Figures du féminin
Catherine Chalier
Editions Des femmes
C’est l’ouvrage d’un professeur, et bien sûr d’une femme, sensible à l’existence d' »une ineffaçable asymétrie ». C’est un ouvrage de philosophe. La condition féminine est vue à travers aussi bien le Talmud que les philosophes juifs, héritiers de la psychanalyse. Tant d’éminents parrainages n’autorisent pas le moindre « déjà vu » en renfort, mais les auditeurs du récent hommage à Levinas rendu par Passages l’an dernier retrouveront quelques-uns des propos qui y furent tenus. On remarque que l’éditeur (e) a confié à l’auteur elle-même le soin de rédiger la quatrième de couverture : est-ce la crainte qu’elle soit trahie en étant traduite ? Voici donc un rude exercice que de raconter ce livre sans que la brièveté vaille distorsion. On n’est pas surpris que l’hébreu (que nombre de nos lecteurs ne connaissent pas plus que l’auteur de ces lignes) soit appelé pour des précisions de langage où le profane doit se plonger. Et il s’y plonge avec plaisir.

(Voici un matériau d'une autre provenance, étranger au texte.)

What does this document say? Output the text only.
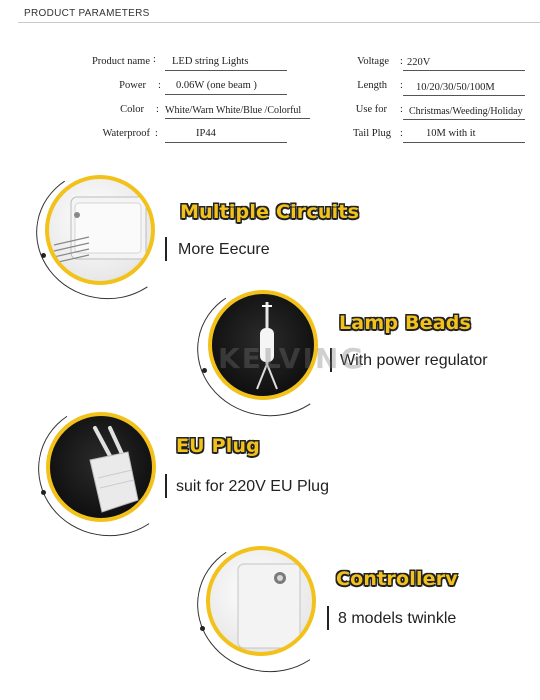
PRODUCT PARAMETERS
Product name : LED string Lights
Power : 0.06W (one beam )
Color : White/Warn White/Blue /Colorful
Waterproof :	IP44
Voltage : 220V
Length : 10/20/30/50/100M
Use for : Christmas/Weeding/Holiday
Tail Plug : 10M with it
Multiple Circuits
More Eecure
Lamp Beads
With power regulator
KELVING
EU Plug
suit for 220V EU Plug
Controllerv
8 models twinkle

Tout philosophe se heurte à ce qui n’est pas réductible à l’ensemble des concepts avec lesquels il a construit l’ordre auquel l’Être se range. Et l’Autre ne peut être que d’une « extériorité absolue » par rapport à ces concepts. Autre est la miséricorde des entrailles maternelles qui précède l’essence. (Levinas relie l’hébreu Rakhamin, miséricorde, et Rekhem, utérus.) L’aimée est contradiction. L’amant ne peut que se heurter à un « moins que rien » doux, généreux et passif (n’ayant pas choisi le fonctionnement du corps auquel elle est nouée), un visage « sans forme » car seul le crée son regard à lui, un savoir qu’elle a de l’enfant conçu « mien et non-mien », car, pour lui, le don de la vie est oeuvre au masculin. Les temps masculin et féminin se bousculent sans aller ensemble, celui de l’amant celui de l’aimée, celui prévu de l’enfant : « diachronie irréductible ».
Iche désigne l’homme, « prototype de l’humain » comme dans diverses langues et grammaires, Icha, la femme assujettie par le nom après l’avoir été par le corps. Catherine Chalier se pose la question : « Est-ce outrage à la pensée du philosophe que d’énoncer au féminin un acte éthique ? » Difficile, quand tout au long du livre on revient constamment à Levinas. Levinas, né en 1906, a connu une époque de relatif silence de l’Autre, il a toujours réfuté que l’extase amoureuse soit un échange (ou une appropriation, elle ne résout pas l’angoisse : l’auteur rappelle que Platon déjà refutait le mythe de l’androgyne). Il y reste solitaire, n’en voit que la finalité : « Avoir un fils ». Pense t-il à d’autres maîtres qu’il a étudiés en philosophie s’exprimant sur les arts et les sciences ? Il déclare, fidèle à la Bible, que la seule création pour lui est d’une génération nouvelle.
Mais il y a un féminin, cet « il y a » peut, s’il est reconnu, être riche de recherches et de découvertes. C’est le travail accompli dans ce livre. J.P.